- Born: 1811 Seoul, Korea
- Died: 20 September 1846 (aged 34–35) Seoul, Korea
- Venerated in: Catholic Church
- Beatified: 5 July 1925 by Pope Pius XI
- Canonized: 6 May 1984, Yeouido, Seoul, South Korea by Pope John Paul II
- Feast: 20 September (with the 102 martyrs of Korea)

= Teresa Kim Im-i =

Korean Roman Catholic martyr and saint (1811–1846)

Saint Teresa Kim Im-i (1811 – 20 September 1846) was a Korean lay Christian seamstress who was killed for her faith in 1846. She was declared a martyr and beatified in 1925, and canonized in 1984 along with the Korean Martyrs.

==Life==
She was born in Seoul, Korea in 1811 into a Christian family. From a young age, she took an interest in the biographies of saints, and at the age of seventeen, she decided to remain a virgin.

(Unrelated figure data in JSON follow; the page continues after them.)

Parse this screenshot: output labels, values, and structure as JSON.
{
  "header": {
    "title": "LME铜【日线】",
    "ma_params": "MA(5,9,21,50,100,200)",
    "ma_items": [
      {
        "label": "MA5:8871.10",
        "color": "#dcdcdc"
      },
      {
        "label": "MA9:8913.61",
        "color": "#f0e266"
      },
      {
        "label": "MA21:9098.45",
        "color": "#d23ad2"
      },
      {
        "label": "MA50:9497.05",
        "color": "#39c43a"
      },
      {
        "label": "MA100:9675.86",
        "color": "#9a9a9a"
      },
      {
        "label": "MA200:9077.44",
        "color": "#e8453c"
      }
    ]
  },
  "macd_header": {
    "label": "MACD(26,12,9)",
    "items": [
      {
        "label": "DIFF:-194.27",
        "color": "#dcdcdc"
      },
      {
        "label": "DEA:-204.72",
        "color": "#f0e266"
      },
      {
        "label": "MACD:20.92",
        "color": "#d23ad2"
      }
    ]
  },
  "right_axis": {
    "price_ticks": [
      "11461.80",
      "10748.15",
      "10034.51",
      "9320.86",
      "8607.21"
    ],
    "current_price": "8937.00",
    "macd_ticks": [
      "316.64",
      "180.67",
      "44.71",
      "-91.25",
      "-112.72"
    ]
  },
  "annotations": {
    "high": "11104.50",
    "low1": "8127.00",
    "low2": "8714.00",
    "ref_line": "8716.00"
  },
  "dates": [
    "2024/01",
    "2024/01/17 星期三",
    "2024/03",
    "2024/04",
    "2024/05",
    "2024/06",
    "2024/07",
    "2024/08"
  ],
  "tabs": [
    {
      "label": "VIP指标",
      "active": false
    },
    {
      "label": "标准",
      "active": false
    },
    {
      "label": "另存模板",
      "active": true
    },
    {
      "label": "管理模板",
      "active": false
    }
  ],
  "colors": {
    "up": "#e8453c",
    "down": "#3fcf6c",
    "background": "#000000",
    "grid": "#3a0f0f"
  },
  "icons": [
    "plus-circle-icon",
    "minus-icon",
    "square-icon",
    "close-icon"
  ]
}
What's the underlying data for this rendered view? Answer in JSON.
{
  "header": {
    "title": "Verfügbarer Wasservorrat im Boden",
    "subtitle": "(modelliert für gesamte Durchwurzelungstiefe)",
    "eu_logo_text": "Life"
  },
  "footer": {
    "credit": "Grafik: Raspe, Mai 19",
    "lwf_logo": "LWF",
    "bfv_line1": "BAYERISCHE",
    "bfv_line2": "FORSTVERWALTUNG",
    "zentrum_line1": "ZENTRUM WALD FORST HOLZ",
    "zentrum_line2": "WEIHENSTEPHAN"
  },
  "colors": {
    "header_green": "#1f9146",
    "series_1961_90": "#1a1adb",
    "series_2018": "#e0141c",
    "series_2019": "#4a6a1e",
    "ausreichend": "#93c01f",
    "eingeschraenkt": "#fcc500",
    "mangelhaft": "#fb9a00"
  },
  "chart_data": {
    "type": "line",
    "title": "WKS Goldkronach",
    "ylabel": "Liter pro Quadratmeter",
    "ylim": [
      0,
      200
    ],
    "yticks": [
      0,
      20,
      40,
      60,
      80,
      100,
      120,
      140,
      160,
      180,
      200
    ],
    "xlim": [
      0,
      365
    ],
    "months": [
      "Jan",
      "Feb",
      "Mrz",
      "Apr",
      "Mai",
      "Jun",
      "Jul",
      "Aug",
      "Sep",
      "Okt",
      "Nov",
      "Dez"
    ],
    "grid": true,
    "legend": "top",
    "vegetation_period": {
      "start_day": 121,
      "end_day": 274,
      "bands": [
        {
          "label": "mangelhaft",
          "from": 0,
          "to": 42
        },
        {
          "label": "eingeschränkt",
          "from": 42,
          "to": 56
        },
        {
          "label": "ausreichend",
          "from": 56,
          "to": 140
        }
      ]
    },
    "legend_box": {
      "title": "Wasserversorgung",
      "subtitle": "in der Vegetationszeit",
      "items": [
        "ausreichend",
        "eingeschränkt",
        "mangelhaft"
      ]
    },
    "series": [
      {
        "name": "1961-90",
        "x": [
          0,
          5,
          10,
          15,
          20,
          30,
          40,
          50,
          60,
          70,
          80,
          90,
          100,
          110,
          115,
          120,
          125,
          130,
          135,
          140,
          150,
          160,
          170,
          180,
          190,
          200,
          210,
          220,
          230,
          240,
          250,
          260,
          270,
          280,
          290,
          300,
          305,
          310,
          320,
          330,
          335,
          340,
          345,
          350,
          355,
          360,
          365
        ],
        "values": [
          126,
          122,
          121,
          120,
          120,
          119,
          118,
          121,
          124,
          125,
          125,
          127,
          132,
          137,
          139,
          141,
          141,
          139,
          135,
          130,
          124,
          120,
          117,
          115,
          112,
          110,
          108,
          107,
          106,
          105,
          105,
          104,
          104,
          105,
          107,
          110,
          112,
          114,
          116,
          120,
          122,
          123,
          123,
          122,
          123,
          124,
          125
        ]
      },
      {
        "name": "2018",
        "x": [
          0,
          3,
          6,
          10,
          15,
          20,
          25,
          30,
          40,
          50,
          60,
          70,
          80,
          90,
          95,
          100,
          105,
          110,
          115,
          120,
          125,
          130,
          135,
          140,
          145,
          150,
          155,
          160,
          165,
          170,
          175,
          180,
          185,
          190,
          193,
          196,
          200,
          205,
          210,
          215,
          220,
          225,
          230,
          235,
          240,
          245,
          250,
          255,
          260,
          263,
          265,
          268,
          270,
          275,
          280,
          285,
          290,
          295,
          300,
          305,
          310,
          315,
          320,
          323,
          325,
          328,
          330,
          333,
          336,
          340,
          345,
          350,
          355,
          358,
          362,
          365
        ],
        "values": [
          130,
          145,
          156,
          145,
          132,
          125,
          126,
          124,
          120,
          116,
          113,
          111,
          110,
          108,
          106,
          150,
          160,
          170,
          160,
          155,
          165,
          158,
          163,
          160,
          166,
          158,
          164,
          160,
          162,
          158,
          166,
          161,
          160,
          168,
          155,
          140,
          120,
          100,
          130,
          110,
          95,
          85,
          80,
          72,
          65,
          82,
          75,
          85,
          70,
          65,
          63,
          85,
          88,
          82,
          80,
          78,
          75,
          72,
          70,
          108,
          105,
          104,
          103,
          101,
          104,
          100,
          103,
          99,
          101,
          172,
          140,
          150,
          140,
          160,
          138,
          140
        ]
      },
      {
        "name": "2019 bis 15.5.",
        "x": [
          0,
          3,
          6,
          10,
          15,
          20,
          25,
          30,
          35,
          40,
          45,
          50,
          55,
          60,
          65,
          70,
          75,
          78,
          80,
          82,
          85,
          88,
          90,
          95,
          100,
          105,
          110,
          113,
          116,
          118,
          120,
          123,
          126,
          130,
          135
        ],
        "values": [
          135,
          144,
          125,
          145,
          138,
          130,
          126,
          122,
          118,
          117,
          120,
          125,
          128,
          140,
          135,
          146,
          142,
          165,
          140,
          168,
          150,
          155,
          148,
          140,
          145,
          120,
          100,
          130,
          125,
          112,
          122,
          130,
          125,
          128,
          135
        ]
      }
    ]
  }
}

Teresa lived for three years in the princess’s palace as a seamstress, and later moved in with relatives or friends, particularly with the foster mother of Saint John Yi-Mun-u. In 1845, she worked as a housekeeper for Saint Andrew Kim Taegon, and Teresa told her sister that if Saint Andrew were ever arrested, she would remain by his side.

The following year, in 1846, a persecution of Christians began and despite seeking refuge at her sister’s home and wanting to meet Saint Charles Hyon Song-mun, on 10 July 1846, she was arrested at his home along with three other women. Teresa spent more than two months in prison, and official records indicate that she remained steadfast in her faith despite interrogation and torture.

On 20 September 1846, along with six others, she was executed at the Seoul prison at the age of 36, following a beating and possibly by strangulation.

==Canonization==
She was declared a martyr following the decree of 9 May 1925. Teresa was beatified on 5 July 1925, by Pope Pius XI along with 79 other Korean martyrs, and canonized by Pope John Paul II in Yeouido square of Seoul on 6 May 1984, along with the rest of the martyrs. Her feast day is celebrated on 20 September.